IOT

IoT Tech Leader, Kontrol to Acquire Building Solutions Company

Kontrol Technologies

Acquisition Company to Provide Established Contracted Order Book, Operational Synergies and Growth Opportunities

Kontrol Technologies Corp. (NEO: KNR) (OTCQB: KNRLF) (FSE: 1K8) (“Kontrol” or the “Company“), a leader in smart buildings and cities through IoT, Cloud and SaaS technology, has entered into a purchase agreement to acquire all of the issued and outstanding shares of a leading building solutions company (the “Acquisition Company“). The Acquisition Company provides integrated installations of complex heating, cooling, ventilation and building automation systems.

Acquisition Company Highlights

  • Audited revenues of $43 million for fiscal year 2020
  • Contracted order book of approximately $120 million for next 3 years
  • Annual Revenue Growth Rate in excess of 20% over the last 5 years
  • More than 20 years of operating history with established customer base
  • Synergies with Kontrol’s existing operating platform
  • Audited net income before tax of $128,000 for fiscal year 2020
  • History of positive Adjusted EBITDA from operations

“This acquisition represents another significant milestone in the execution of our plans to further scale our business,” said Paul Ghezzi, CEO of Kontrol. “In addition to an impressive order book, there are numerous synergies that the Acquisition Company provides in terms of scale and growth. Given our adequate current cash on hand needed to close the transaction, we hope to complete the acquisition in the near term and integrate the Acquisition Company into our operating platform.”

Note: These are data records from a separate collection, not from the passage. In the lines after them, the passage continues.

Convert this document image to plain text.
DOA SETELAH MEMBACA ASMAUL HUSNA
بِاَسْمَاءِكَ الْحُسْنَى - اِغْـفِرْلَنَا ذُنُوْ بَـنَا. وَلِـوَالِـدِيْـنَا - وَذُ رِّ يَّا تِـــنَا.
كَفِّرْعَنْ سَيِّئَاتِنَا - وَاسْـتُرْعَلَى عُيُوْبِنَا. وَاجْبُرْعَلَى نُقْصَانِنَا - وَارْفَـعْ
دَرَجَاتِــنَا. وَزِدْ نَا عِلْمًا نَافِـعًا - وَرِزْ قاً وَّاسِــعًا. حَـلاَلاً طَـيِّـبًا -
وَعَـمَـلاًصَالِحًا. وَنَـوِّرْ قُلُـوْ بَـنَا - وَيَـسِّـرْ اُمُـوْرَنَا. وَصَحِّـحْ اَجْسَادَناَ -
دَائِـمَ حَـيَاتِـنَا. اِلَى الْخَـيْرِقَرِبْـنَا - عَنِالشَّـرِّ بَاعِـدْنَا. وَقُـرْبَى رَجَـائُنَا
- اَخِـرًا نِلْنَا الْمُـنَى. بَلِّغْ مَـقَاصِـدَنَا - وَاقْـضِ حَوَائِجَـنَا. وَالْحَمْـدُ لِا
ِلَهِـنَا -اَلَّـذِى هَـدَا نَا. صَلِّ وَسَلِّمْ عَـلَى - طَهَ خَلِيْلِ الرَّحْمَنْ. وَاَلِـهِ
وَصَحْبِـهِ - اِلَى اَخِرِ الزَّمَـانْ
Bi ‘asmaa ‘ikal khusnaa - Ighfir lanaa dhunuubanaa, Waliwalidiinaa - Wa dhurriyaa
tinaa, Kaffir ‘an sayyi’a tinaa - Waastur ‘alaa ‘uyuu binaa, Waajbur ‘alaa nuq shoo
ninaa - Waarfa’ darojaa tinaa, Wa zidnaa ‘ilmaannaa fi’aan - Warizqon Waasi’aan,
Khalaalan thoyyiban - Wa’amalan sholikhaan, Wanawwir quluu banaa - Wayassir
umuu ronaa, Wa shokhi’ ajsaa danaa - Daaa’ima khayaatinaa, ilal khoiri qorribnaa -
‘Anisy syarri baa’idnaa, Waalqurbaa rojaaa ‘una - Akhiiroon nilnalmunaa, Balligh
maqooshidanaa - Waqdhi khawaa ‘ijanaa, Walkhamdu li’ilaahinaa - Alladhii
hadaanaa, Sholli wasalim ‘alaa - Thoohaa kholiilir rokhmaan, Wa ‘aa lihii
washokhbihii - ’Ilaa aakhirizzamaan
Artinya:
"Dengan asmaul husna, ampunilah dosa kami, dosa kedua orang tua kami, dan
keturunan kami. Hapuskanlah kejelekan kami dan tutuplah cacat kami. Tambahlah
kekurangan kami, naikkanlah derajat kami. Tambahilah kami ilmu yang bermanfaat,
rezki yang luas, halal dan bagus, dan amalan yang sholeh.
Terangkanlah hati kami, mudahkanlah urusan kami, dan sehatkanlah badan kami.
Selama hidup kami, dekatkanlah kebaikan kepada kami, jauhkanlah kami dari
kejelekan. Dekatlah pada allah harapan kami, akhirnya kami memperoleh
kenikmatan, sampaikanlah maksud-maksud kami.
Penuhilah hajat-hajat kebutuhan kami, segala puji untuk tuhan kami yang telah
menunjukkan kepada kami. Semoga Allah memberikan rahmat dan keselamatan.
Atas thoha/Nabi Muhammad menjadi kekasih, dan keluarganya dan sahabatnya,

The Acquisition Company has traditionally focused on larger projects with one-time project revenues and a small percentage of its overall business with recurring revenue. Following the completion of the acquisition, Kontrol will seek to grow recurring revenues through vertical integration with its current building energy management software and ongoing service agreements.

“We have identified potential opportunities to grow the Acquisition Company’s EBITDA margins by changing its revenue mix through the addition of recurring revenues over time,” continued Ghezzi.  “This serves as a prime example of our target acquisition profile and we look forward to realizing the strong synergies resulting from the transaction, ultimately to generate sustainable value for our shareholders.”